As we move beyond the most immediate needs of our COVID-19 response, both experts stress the importance of good design when it comes to accessibility. They also emphasise that this approach doesn’t just benefit the few who need it most, it's actually something which benefits everyone.

The more I delved into it, the more I realised that if we create something that is accessible for everybody, it's usually just good design.

– Ashley Anderson

Ms Edwards cites the nine principles of Universal Design for Instruction (UDI) as being fundamental to improving equity and ensuring student success in the new online environment. Even today, this framework provides assistance to teachers thinking about making their virtual classrooms accessible to the widest possible range of students.

The nine Universal Design for Instruction principles include:

1. Equitable Use

Looking for a number of alternative ways for students to demonstrate their knowledge helps to provide equity for students with different strengths.

2. Flexibility in Use

Offering students flexibility in their assessment formats also helps to promote equity.

3. Simple and intuitive

Ensuring goals and methods are clear and easy to understand improves student awareness of expectations. Concept maps can be a great way to communicate complex ideas.

4. Perceptible information

Students perceive information in a variety of ways, so sharing knowledge through multiple avenues helps everyone access content.

5. Tolerance for error

Providing students with asynchronous readings and activities to do at their own pace can support those with varying levels of prior knowledge.

6. Low physical effort

Reducing physical effort where possible avoids student fatigue and maintains alertness.

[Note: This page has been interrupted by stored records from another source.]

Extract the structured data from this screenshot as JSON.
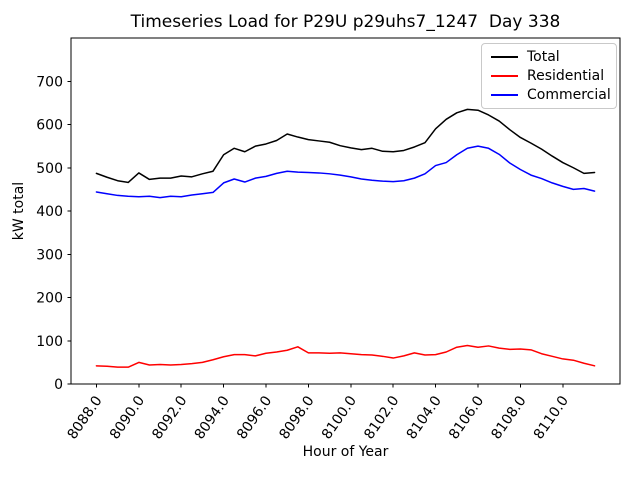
{
  "chart_data": {
    "type": "line",
    "title": "Timeseries Load for P29U p29uhs7_1247  Day 338",
    "xlabel": "Hour of Year",
    "ylabel": "kW total",
    "xlim": [
      8086.8,
      8112.7
    ],
    "ylim": [
      0,
      800
    ],
    "grid": false,
    "legend_position": "upper right",
    "background_color": "#ffffff",
    "axis_color": "#000000",
    "xticks": {
      "values": [
        8088,
        8090,
        8092,
        8094,
        8096,
        8098,
        8100,
        8102,
        8104,
        8106,
        8108,
        8110
      ],
      "labels": [
        "8088.0",
        "8090.0",
        "8092.0",
        "8094.0",
        "8096.0",
        "8098.0",
        "8100.0",
        "8102.0",
        "8104.0",
        "8106.0",
        "8108.0",
        "8110.0"
      ]
    },
    "yticks": {
      "values": [
        0,
        100,
        200,
        300,
        400,
        500,
        600,
        700
      ],
      "labels": [
        "0",
        "100",
        "200",
        "300",
        "400",
        "500",
        "600",
        "700"
      ]
    },
    "x": [
      8088,
      8088.5,
      8089,
      8089.5,
      8090,
      8090.5,
      8091,
      8091.5,
      8092,
      8092.5,
      8093,
      8093.5,
      8094,
      8094.5,
      8095,
      8095.5,
      8096,
      8096.5,
      8097,
      8097.5,
      8098,
      8098.5,
      8099,
      8099.5,
      8100,
      8100.5,
      8101,
      8101.5,
      8102,
      8102.5,
      8103,
      8103.5,
      8104,
      8104.5,
      8105,
      8105.5,
      8106,
      8106.5,
      8107,
      8107.5,
      8108,
      8108.5,
      8109,
      8109.5,
      8110,
      8110.5,
      8111,
      8111.5
    ],
    "series": [
      {
        "name": "Total",
        "color": "#000000",
        "values": [
          487,
          478,
          470,
          466,
          488,
          473,
          476,
          476,
          481,
          479,
          486,
          492,
          530,
          545,
          537,
          550,
          555,
          563,
          578,
          571,
          565,
          562,
          559,
          551,
          546,
          542,
          545,
          538,
          537,
          540,
          548,
          558,
          590,
          612,
          627,
          635,
          633,
          622,
          608,
          588,
          570,
          557,
          543,
          527,
          512,
          500,
          487,
          489
        ]
      },
      {
        "name": "Residential",
        "color": "#ff0000",
        "values": [
          42,
          41,
          39,
          39,
          50,
          44,
          45,
          44,
          45,
          47,
          50,
          56,
          63,
          68,
          68,
          65,
          71,
          74,
          78,
          86,
          72,
          72,
          71,
          72,
          70,
          68,
          67,
          64,
          60,
          65,
          72,
          67,
          68,
          74,
          85,
          89,
          85,
          88,
          83,
          80,
          81,
          79,
          70,
          64,
          58,
          55,
          48,
          42
        ]
      },
      {
        "name": "Commercial",
        "color": "#0000ff",
        "values": [
          444,
          440,
          436,
          434,
          433,
          434,
          431,
          434,
          433,
          437,
          440,
          443,
          465,
          474,
          467,
          476,
          480,
          487,
          492,
          490,
          489,
          488,
          486,
          483,
          479,
          474,
          471,
          469,
          468,
          470,
          476,
          486,
          505,
          512,
          530,
          545,
          550,
          545,
          531,
          511,
          496,
          483,
          475,
          465,
          457,
          450,
          452,
          446
        ]
      }
    ]
  }
}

7. Size and space for approach

Awareness of students’ physical space when they are learning from home, and the adaptation of activities to suit these environments is important for inclusion.

8. A community of learners

Teachers need to be flexible, perceptive and tolerant of different levels of prior knowledge. Teachers’ willingness to learn from students will also help to create a community of learners.

9. Instructional climate

Creating a positive instructional climate is fundamental to success and is crucial to all of the above steps. Teachers can help to create this in everything they do, and they can also empower students to be active partners in creating a positive instructional climate.

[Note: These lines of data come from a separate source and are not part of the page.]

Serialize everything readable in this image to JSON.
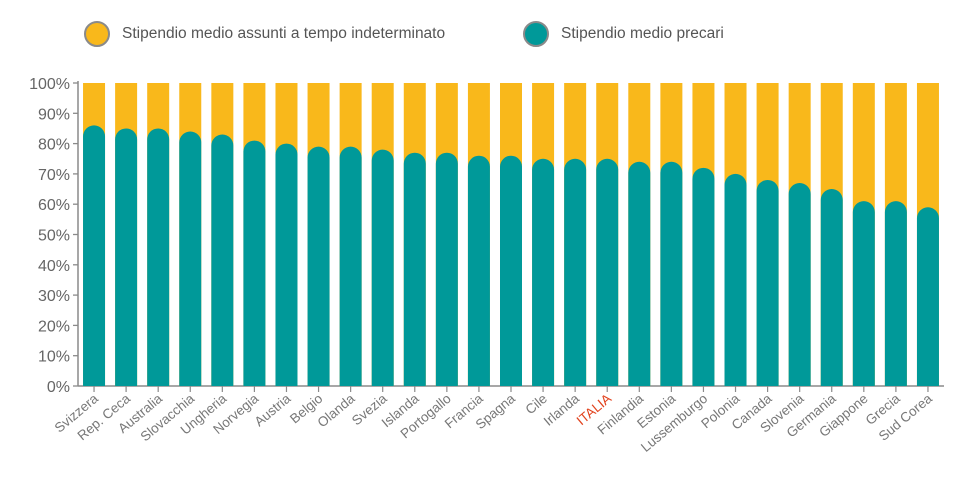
{
  "chart_data": {
    "type": "bar",
    "stacked": true,
    "percent_stacked": true,
    "categories": [
      "Svizzera",
      "Rep. Ceca",
      "Australia",
      "Slovacchia",
      "Ungheria",
      "Norvegia",
      "Austria",
      "Belgio",
      "Olanda",
      "Svezia",
      "Islanda",
      "Portogallo",
      "Francia",
      "Spagna",
      "Cile",
      "Irlanda",
      "ITALIA",
      "Finlandia",
      "Estonia",
      "Lussemburgo",
      "Polonia",
      "Canada",
      "Slovenia",
      "Germania",
      "Giappone",
      "Grecia",
      "Sud Corea"
    ],
    "highlight_category": "ITALIA",
    "highlight_color": "#e2431e",
    "series": [
      {
        "name": "Stipendio medio precari",
        "color": "#009999",
        "values": [
          86,
          85,
          85,
          84,
          83,
          81,
          80,
          79,
          79,
          78,
          77,
          77,
          76,
          76,
          75,
          75,
          75,
          74,
          74,
          72,
          70,
          68,
          67,
          65,
          61,
          61,
          59
        ]
      },
      {
        "name": "Stipendio medio assunti a tempo indeterminato",
        "color": "#f9b81b",
        "values": [
          14,
          15,
          15,
          16,
          17,
          19,
          20,
          21,
          21,
          22,
          23,
          23,
          24,
          24,
          25,
          25,
          25,
          26,
          26,
          28,
          30,
          32,
          33,
          35,
          39,
          39,
          41
        ]
      }
    ],
    "yticks": [
      "0%",
      "10%",
      "20%",
      "30%",
      "40%",
      "50%",
      "60%",
      "70%",
      "80%",
      "90%",
      "100%"
    ],
    "ylim": [
      0,
      100
    ],
    "legend_position": "top",
    "grid": false,
    "axis_color": "#8a8a8a"
  }
}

For students with disabilities, the impact of incorporating accessibility and the UDI principles into our thinking at the outset can be profound.

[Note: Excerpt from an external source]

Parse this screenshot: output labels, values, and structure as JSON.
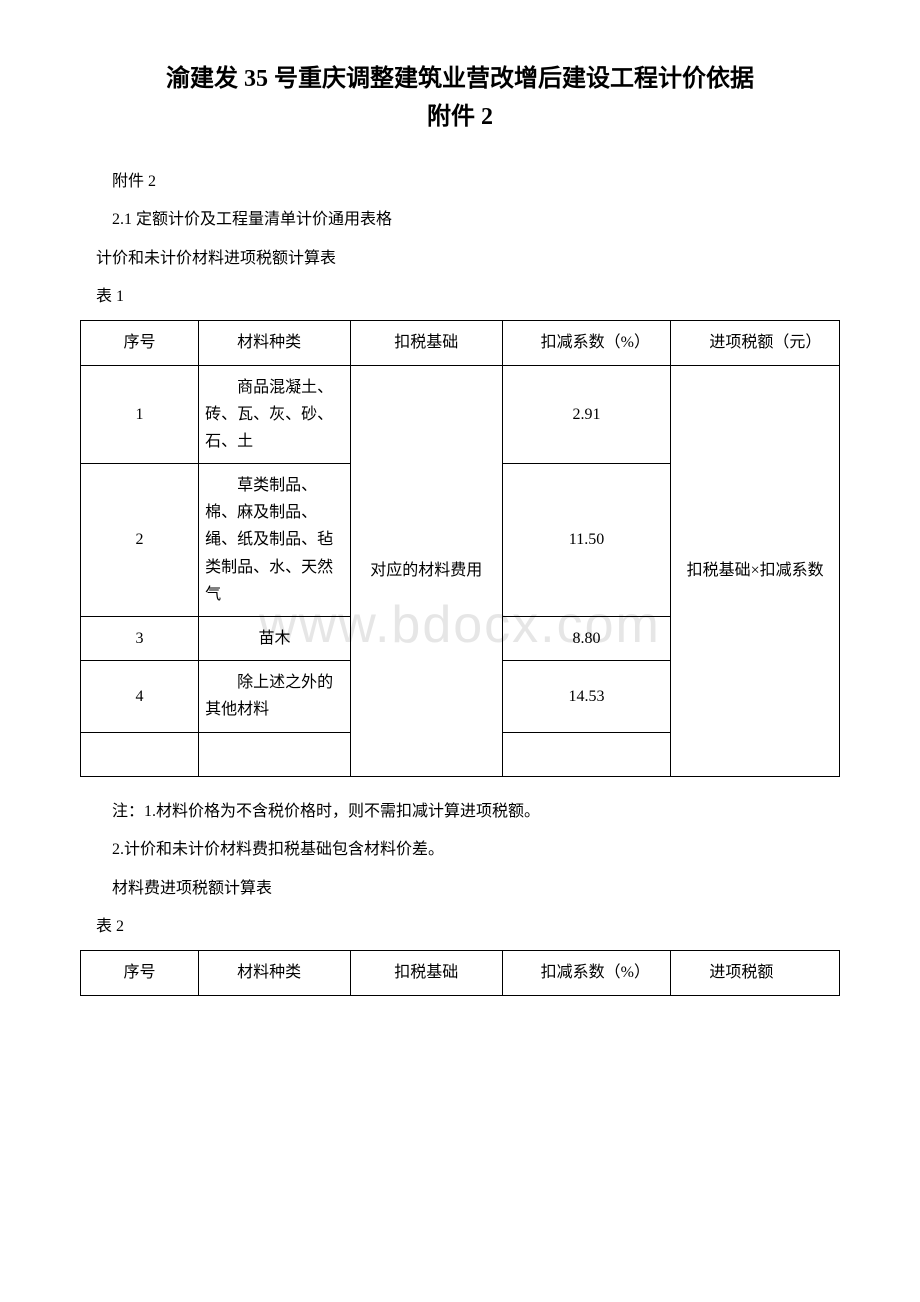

“The impact of universal design on students is inclusion. It’s the idea that if we can design in flexibility and choice then some students may not have to ‘disclose’ their condition.”

We use this word ‘disclose’ because, at the moment, if your access needs impact your education, you need to go to a disability support unit, discuss it and provide documentation… ‘If students didn’t have to do that, how much better would it be for them?” – Miriam Edwards

Ms Anderson agrees. “One of the biggest impacts of educators being inclusive in their design is the feeling of being included naturally and not having to fight to be included.

“So, if you log in to your subject and everything is easy to find and navigate, if you're getting all of the information and you're not having to ring up student access and equity and say, “can somebody please make this available to me?”

“What you've got is a sense that the world is as much for you as it is for everybody else. Not that you're in a world that's designed for other people, or that there's something wrong with you.”

The legacy of the COVID-19 pandemic will likely be that online learning will play an increased role in all future teaching environments. In this brave new world, the investment of inclusive design from the outset has the potential to return big dividends for every student.